Specifically, according to the Delaware Supreme Court,
a conspirator who is absent from the forum state is subject to the jurisdiction of the court, assuming he is properly served under state law, if the plaintiff can make a factual showing that: (1) a conspiracy to defraud existed; (2) the defendant was a member of that conspiracy; (3) a substantial act or substantial effect in furtherance of the conspiracy occurred in the forum state; (4) the defendant knew or had reason to know of the act in the forum state or that acts outside the forum state would have an effect in the forum state; and (5) the act in, or effect on, the forum state was a direct and foreseeable result of the conduct in furtherance of the conspiracy.
Istituto Bancario Italiano SpA v. Hunter Eng’g Co., 449 A.2d 210, 225 (Del. 1982).

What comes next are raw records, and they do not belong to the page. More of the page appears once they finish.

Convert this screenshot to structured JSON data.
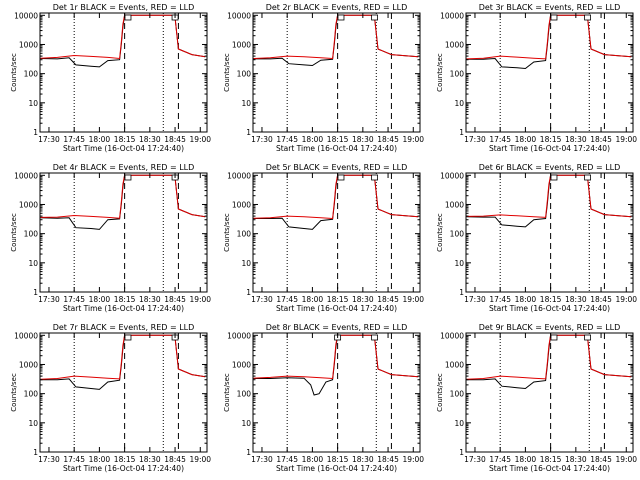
{
  "colors": {
    "events": "#000000",
    "lld": "#e00000",
    "background": "#ffffff"
  },
  "shared": {
    "ylabel": "Counts/sec",
    "xlabel": "Start Time (16-Oct-04 17:24:40)",
    "x_ticks": [
      "17:30",
      "17:45",
      "18:00",
      "18:15",
      "18:30",
      "18:45",
      "19:00"
    ],
    "y_ticks": [
      "1",
      "10",
      "100",
      "1000",
      "10000"
    ],
    "xlim": [
      "17:24:40",
      "19:04:00"
    ],
    "ylim": [
      1,
      12000
    ],
    "yscale": "log",
    "dotted_lines_x": [
      "17:45",
      "18:38"
    ],
    "dashed_lines_x": [
      "18:15",
      "18:47"
    ]
  },
  "chart_data": [
    {
      "type": "line",
      "title": "Det 1r BLACK = Events, RED = LLD",
      "series": [
        {
          "x": [
            "17:25",
            "17:35",
            "17:42",
            "17:46",
            "17:55",
            "18:00",
            "18:05",
            "18:12",
            "18:13",
            "18:14",
            "18:15",
            "18:17",
            "18:43",
            "18:45",
            "18:47",
            "18:55",
            "19:03"
          ],
          "values": [
            330,
            320,
            350,
            200,
            180,
            170,
            280,
            300,
            1000,
            4000,
            10000,
            10000,
            10000,
            8000,
            700,
            450,
            380
          ]
        },
        {
          "x": [
            "17:25",
            "17:35",
            "17:45",
            "17:55",
            "18:05",
            "18:12",
            "18:13",
            "18:14",
            "18:15",
            "18:17",
            "18:43",
            "18:45",
            "18:47",
            "18:55",
            "19:03"
          ],
          "values": [
            340,
            360,
            420,
            390,
            360,
            330,
            1200,
            5000,
            10000,
            10000,
            10000,
            8000,
            700,
            450,
            380
          ]
        }
      ]
    },
    {
      "type": "line",
      "title": "Det 2r BLACK = Events, RED = LLD",
      "series": [
        {
          "x": [
            "17:25",
            "17:35",
            "17:42",
            "17:46",
            "17:55",
            "18:00",
            "18:05",
            "18:12",
            "18:13",
            "18:14",
            "18:15",
            "18:17",
            "18:35",
            "18:37",
            "18:39",
            "18:47",
            "19:03"
          ],
          "values": [
            320,
            320,
            340,
            220,
            200,
            190,
            290,
            310,
            1000,
            4000,
            10000,
            10000,
            10000,
            8000,
            700,
            450,
            380
          ]
        },
        {
          "x": [
            "17:25",
            "17:35",
            "17:45",
            "17:55",
            "18:05",
            "18:12",
            "18:13",
            "18:14",
            "18:15",
            "18:17",
            "18:35",
            "18:37",
            "18:39",
            "18:47",
            "19:03"
          ],
          "values": [
            330,
            350,
            400,
            380,
            350,
            330,
            1200,
            5000,
            10000,
            10000,
            10000,
            8000,
            700,
            450,
            380
          ]
        }
      ]
    },
    {
      "type": "line",
      "title": "Det 3r BLACK = Events, RED = LLD",
      "series": [
        {
          "x": [
            "17:25",
            "17:35",
            "17:42",
            "17:46",
            "17:55",
            "18:00",
            "18:05",
            "18:12",
            "18:13",
            "18:14",
            "18:15",
            "18:17",
            "18:35",
            "18:37",
            "18:39",
            "18:47",
            "19:03"
          ],
          "values": [
            310,
            310,
            330,
            170,
            160,
            150,
            250,
            280,
            900,
            3500,
            10000,
            10000,
            10000,
            8000,
            700,
            450,
            380
          ]
        },
        {
          "x": [
            "17:25",
            "17:35",
            "17:45",
            "17:55",
            "18:05",
            "18:12",
            "18:13",
            "18:14",
            "18:15",
            "18:17",
            "18:35",
            "18:37",
            "18:39",
            "18:47",
            "19:03"
          ],
          "values": [
            320,
            340,
            400,
            370,
            340,
            320,
            1100,
            4500,
            10000,
            10000,
            10000,
            8000,
            700,
            450,
            380
          ]
        }
      ]
    },
    {
      "type": "line",
      "title": "Det 4r BLACK = Events, RED = LLD",
      "series": [
        {
          "x": [
            "17:25",
            "17:35",
            "17:42",
            "17:46",
            "17:55",
            "18:00",
            "18:05",
            "18:12",
            "18:13",
            "18:14",
            "18:15",
            "18:17",
            "18:43",
            "18:45",
            "18:47",
            "18:55",
            "19:03"
          ],
          "values": [
            350,
            340,
            350,
            160,
            150,
            140,
            300,
            320,
            1000,
            4000,
            10000,
            10000,
            10000,
            8000,
            700,
            450,
            380
          ]
        },
        {
          "x": [
            "17:25",
            "17:35",
            "17:45",
            "17:55",
            "18:05",
            "18:12",
            "18:13",
            "18:14",
            "18:15",
            "18:17",
            "18:43",
            "18:45",
            "18:47",
            "18:55",
            "19:03"
          ],
          "values": [
            360,
            370,
            420,
            390,
            360,
            340,
            1200,
            5000,
            10000,
            10000,
            10000,
            8000,
            700,
            450,
            380
          ]
        }
      ]
    },
    {
      "type": "line",
      "title": "Det 5r BLACK = Events, RED = LLD",
      "series": [
        {
          "x": [
            "17:25",
            "17:35",
            "17:42",
            "17:46",
            "17:55",
            "18:00",
            "18:05",
            "18:12",
            "18:13",
            "18:14",
            "18:15",
            "18:17",
            "18:35",
            "18:37",
            "18:39",
            "18:47",
            "19:03"
          ],
          "values": [
            330,
            330,
            340,
            170,
            150,
            140,
            280,
            310,
            1000,
            4000,
            10000,
            10000,
            10000,
            8000,
            700,
            450,
            380
          ]
        },
        {
          "x": [
            "17:25",
            "17:35",
            "17:45",
            "17:55",
            "18:05",
            "18:12",
            "18:13",
            "18:14",
            "18:15",
            "18:17",
            "18:35",
            "18:37",
            "18:39",
            "18:47",
            "19:03"
          ],
          "values": [
            340,
            350,
            400,
            380,
            350,
            330,
            1200,
            5000,
            10000,
            10000,
            10000,
            8000,
            700,
            450,
            380
          ]
        }
      ]
    },
    {
      "type": "line",
      "title": "Det 6r BLACK = Events, RED = LLD",
      "series": [
        {
          "x": [
            "17:25",
            "17:35",
            "17:42",
            "17:46",
            "17:55",
            "18:00",
            "18:05",
            "18:12",
            "18:13",
            "18:14",
            "18:15",
            "18:17",
            "18:35",
            "18:37",
            "18:39",
            "18:47",
            "19:03"
          ],
          "values": [
            380,
            370,
            370,
            200,
            180,
            170,
            300,
            330,
            1000,
            4000,
            10000,
            10000,
            10000,
            8000,
            700,
            450,
            380
          ]
        },
        {
          "x": [
            "17:25",
            "17:35",
            "17:45",
            "17:55",
            "18:05",
            "18:12",
            "18:13",
            "18:14",
            "18:15",
            "18:17",
            "18:35",
            "18:37",
            "18:39",
            "18:47",
            "19:03"
          ],
          "values": [
            390,
            400,
            440,
            410,
            380,
            360,
            1300,
            5000,
            10000,
            10000,
            10000,
            8000,
            700,
            450,
            380
          ]
        }
      ]
    },
    {
      "type": "line",
      "title": "Det 7r BLACK = Events, RED = LLD",
      "series": [
        {
          "x": [
            "17:25",
            "17:35",
            "17:42",
            "17:46",
            "17:55",
            "18:00",
            "18:05",
            "18:12",
            "18:13",
            "18:14",
            "18:15",
            "18:17",
            "18:43",
            "18:45",
            "18:47",
            "18:55",
            "19:03"
          ],
          "values": [
            300,
            300,
            320,
            170,
            150,
            140,
            250,
            290,
            900,
            3500,
            10000,
            10000,
            10000,
            8000,
            700,
            450,
            380
          ]
        },
        {
          "x": [
            "17:25",
            "17:35",
            "17:45",
            "17:55",
            "18:05",
            "18:12",
            "18:13",
            "18:14",
            "18:15",
            "18:17",
            "18:43",
            "18:45",
            "18:47",
            "18:55",
            "19:03"
          ],
          "values": [
            310,
            330,
            400,
            370,
            340,
            320,
            1100,
            4500,
            10000,
            10000,
            10000,
            8000,
            700,
            450,
            380
          ]
        }
      ]
    },
    {
      "type": "line",
      "title": "Det 8r BLACK = Events, RED = LLD",
      "series": [
        {
          "x": [
            "17:25",
            "17:35",
            "17:45",
            "17:55",
            "17:59",
            "18:01",
            "18:04",
            "18:08",
            "18:12",
            "18:13",
            "18:14",
            "18:15",
            "18:17",
            "18:35",
            "18:37",
            "18:39",
            "18:47",
            "19:03"
          ],
          "values": [
            330,
            330,
            350,
            340,
            200,
            90,
            100,
            250,
            300,
            1000,
            4000,
            10000,
            10000,
            10000,
            8000,
            700,
            450,
            380
          ]
        },
        {
          "x": [
            "17:25",
            "17:35",
            "17:45",
            "17:55",
            "18:05",
            "18:12",
            "18:13",
            "18:14",
            "18:15",
            "18:17",
            "18:35",
            "18:37",
            "18:39",
            "18:47",
            "19:03"
          ],
          "values": [
            340,
            360,
            400,
            380,
            350,
            330,
            1200,
            5000,
            10000,
            10000,
            10000,
            8000,
            700,
            450,
            380
          ]
        }
      ]
    },
    {
      "type": "line",
      "title": "Det 9r BLACK = Events, RED = LLD",
      "series": [
        {
          "x": [
            "17:25",
            "17:35",
            "17:42",
            "17:46",
            "17:55",
            "18:00",
            "18:05",
            "18:12",
            "18:13",
            "18:14",
            "18:15",
            "18:17",
            "18:35",
            "18:37",
            "18:39",
            "18:47",
            "19:03"
          ],
          "values": [
            300,
            300,
            320,
            180,
            160,
            150,
            250,
            280,
            900,
            3500,
            10000,
            10000,
            10000,
            8000,
            700,
            450,
            380
          ]
        },
        {
          "x": [
            "17:25",
            "17:35",
            "17:45",
            "17:55",
            "18:05",
            "18:12",
            "18:13",
            "18:14",
            "18:15",
            "18:17",
            "18:35",
            "18:37",
            "18:39",
            "18:47",
            "19:03"
          ],
          "values": [
            310,
            330,
            400,
            370,
            340,
            320,
            1100,
            4500,
            10000,
            10000,
            10000,
            8000,
            700,
            450,
            380
          ]
        }
      ]
    }
  ]
}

In LVI Group, Vice Chancellor Glasscock examined whether a non-resident CFO of a Delaware corporation was subject to jurisdiction in Delaware under the conspiracy theory of jurisdiction. The Court found that plaintiff’s attempt to establish personal jurisdiction via a conspiracy theory fails because “[a] corporation cannot conspire with itself.” Slip op. at 6. Plaintiff alleges a conspiracy between defendant corporation, its executives and board members. As this Court has explained, however, “a corporation generally cannot be deemed to have conspired with its officers and agents for purposes of establishing jurisdiction under the conspiracy theory.” Id.
Plaintiff argued an exception to this rule in the Third Circuit decision of Johnston v. Baker, 445 F.2d 424 (3d Cir. 1971), because it pled that defendant CFO acted for “his own personal benefit because he was an LVI owner and was to become CFO of the new company with substantial compensation,” that is, defendant would become CFO of a new company with a “substantial” salary.
However, Vice Chancellor Glasscock noted that “[c]ourts interpreting the personal reasons exception of Johnston . . . have read it to mean a personal animus and/or desire for financial benefit other than one’s corporate salary.” Slip op. at 6. Moreover, “[n]owhere in . . . Johnston is there any suggestion that the desire to protect or enhance one’s salary makes an agent sufficiently independent of the corporation to be capable of conspiring with it.” Id. at 6-7.
Accordingly, the Court found that personal jurisdiction over the non-resident CFO cannot be premised on plaintiff’s conspiracy theory.